The USL is still learning and growing on the fly. Stability has been a big part of their success. Many of the teams have small local ownership groups. They play in minor league ballparks or venues fit for soccer where they’re not the primary tenant. Sometimes, they aren’t in the ideal downtown location.

The USL wouldn’t want one of these types of teams competing with an MLS club with a soccer-specific stadium and a huge budget. At the same time, MLS wouldn’t want an FC Cincinnati (huge attendance, great stadium location, on field success) drowning out a franchise like FC Dallas (suburban stadium, not great attendance).

MLS has absolutely acted its own best interest at times when it was to the detriment of soccer in America as a whole: single-entity, the franchise system, awarding expansion to NASL and USL clubs to absorb the competition, etc.

For now, I think it’s ok for this to perpetuate. There’s plenty of untapped markets that are worthy of lower division exploration by USL, an eventual USL II, or NISA. If you look at the best soccer nations in the world, they’ve got club teams at some professional level in every city and town. If American Soccer is going to become a world power, we need professional teams in Omaha, El Paso, Little Rock, and even Boulder, and Fort Collins.

We haven’t expanded out from a club level nationally yet. We need more markets, stadiums, fans, and kids watching professional soccer in their hometown. For now, that takes priority over engendering inner-market competition if you ask me.

How To Grow Out Of This:

Like my views on Pro/Rel, there will be a time and place where this rule (official or not), should be dissolved in favor of competition.

Again, I go back to the best soccer nations in the country. Look at London, England. In any given year, there’s between 4-6 top division clubs in the city. Go down the pyramid and there are over a dozen in the Football League. Look at cities like Rome, Milan, Glasgow, and Manchester that all have huge crosstown club derbies.

If you did it right, you could have five teams in New York City, one in each burrow. There could be several teams in Los Angeles. With how large of an area the Bay Area is, there could be MLS teams in San Francisco, Oakland, and San Jose, with a few lower division teams sprinkled here and there.

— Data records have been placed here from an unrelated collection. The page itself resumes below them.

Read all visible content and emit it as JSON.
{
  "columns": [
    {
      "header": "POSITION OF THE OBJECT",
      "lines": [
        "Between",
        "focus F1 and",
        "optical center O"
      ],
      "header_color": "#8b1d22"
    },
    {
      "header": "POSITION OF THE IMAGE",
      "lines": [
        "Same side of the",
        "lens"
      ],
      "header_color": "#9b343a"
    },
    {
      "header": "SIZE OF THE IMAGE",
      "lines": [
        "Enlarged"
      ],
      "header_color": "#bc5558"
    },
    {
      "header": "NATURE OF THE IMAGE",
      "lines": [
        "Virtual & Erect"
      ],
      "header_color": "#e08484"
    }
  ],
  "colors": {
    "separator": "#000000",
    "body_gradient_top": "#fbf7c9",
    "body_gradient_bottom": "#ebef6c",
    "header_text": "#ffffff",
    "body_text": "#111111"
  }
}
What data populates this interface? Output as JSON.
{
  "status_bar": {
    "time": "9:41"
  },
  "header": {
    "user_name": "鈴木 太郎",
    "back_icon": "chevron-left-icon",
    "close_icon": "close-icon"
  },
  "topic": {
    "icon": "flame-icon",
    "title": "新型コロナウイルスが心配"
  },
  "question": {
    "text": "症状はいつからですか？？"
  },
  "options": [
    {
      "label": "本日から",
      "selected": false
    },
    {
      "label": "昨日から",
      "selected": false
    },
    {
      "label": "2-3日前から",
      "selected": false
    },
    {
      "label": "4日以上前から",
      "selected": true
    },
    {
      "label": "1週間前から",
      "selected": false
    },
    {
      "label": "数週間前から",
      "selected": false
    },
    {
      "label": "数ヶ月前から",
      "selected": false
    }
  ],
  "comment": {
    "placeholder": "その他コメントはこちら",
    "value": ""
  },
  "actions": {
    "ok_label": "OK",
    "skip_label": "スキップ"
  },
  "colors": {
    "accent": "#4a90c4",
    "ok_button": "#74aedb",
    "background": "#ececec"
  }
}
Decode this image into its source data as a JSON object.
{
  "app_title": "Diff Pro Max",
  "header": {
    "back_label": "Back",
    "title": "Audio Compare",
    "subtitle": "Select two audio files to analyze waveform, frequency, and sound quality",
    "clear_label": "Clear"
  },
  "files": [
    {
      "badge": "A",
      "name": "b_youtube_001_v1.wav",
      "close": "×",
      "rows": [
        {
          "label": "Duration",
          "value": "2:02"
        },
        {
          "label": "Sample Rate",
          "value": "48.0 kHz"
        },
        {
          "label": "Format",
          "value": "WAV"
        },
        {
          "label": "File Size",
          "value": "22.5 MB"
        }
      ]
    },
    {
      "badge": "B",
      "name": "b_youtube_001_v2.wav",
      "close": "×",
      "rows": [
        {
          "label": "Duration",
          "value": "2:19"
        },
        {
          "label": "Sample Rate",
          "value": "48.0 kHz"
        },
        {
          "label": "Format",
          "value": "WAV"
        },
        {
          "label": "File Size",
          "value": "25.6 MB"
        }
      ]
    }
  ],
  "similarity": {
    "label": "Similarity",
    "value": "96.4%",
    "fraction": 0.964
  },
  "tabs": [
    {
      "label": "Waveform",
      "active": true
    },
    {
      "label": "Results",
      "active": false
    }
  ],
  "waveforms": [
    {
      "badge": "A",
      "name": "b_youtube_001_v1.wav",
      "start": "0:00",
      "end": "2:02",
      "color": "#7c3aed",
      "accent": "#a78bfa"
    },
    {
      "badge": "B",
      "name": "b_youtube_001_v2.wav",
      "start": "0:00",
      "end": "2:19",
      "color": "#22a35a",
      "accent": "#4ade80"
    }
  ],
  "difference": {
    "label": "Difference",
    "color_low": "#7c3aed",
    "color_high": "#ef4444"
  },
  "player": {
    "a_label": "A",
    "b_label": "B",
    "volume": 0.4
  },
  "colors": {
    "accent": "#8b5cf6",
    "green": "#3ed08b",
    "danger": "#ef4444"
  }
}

Once we build out into all of these markets with a pro sports or soccer vacuum, the sport will grow more prominent. Then there will be the capital and momentum to pursue city and neighborhood-level competition. That might come in tandem with Pro/Rel, MLS taking the training wheels off single entity, etc.

Geography and history makes rivalries. I can’t wait for the day that New York City is like London with all the different teams and derbies (minus the Millwall supporters looking for a fight).

When that time comes, there will be winners and losers. But the sport will be at a level where it can afford this. For now, I think it would be a net negative to allow competition in existing markets while leaving others untouched.

How This Affects Recent Developments:

For those of you living under a rock, news broke this week that Anthony Precourt, owner of Columbus Crew SC, is considering moving the club to Austin, TX in 2019. Austin has not had a professional team since 2015, when the Austin Aztex were still in the USL.

Plans have been in the work to bring an Austin based team back to the USL in 2019 with no affiliation to the Aztex. The new club would play at a soon to be constructed soccer-specific stadium near or on the Formula 1 track site, Circuit of America. That is 5 miles as the crow flies (about 18 miles driving) from the center of downtown Austin.

By either metric, that is certainly inside the radius of the USL-MLS territory infringement. For MLS to sign off on Precourt’s relocation plan, there has to be a stadium plan. That stadium will definitely need to be downtown. If the Crew relocate to Austin, the new Austin team will be in violation of the rule Freeston described.

What happens then? I assume the USL will step aside being the little brother. This could be real-time evidence of this rule being legit. How does the USL handle that? What becomes of Bobby Epstein’s investment in the club and the stadium? What if his ownership group don’t want to be Austin Crew SC II?

It’s something to keep an eye on as this story unfolds.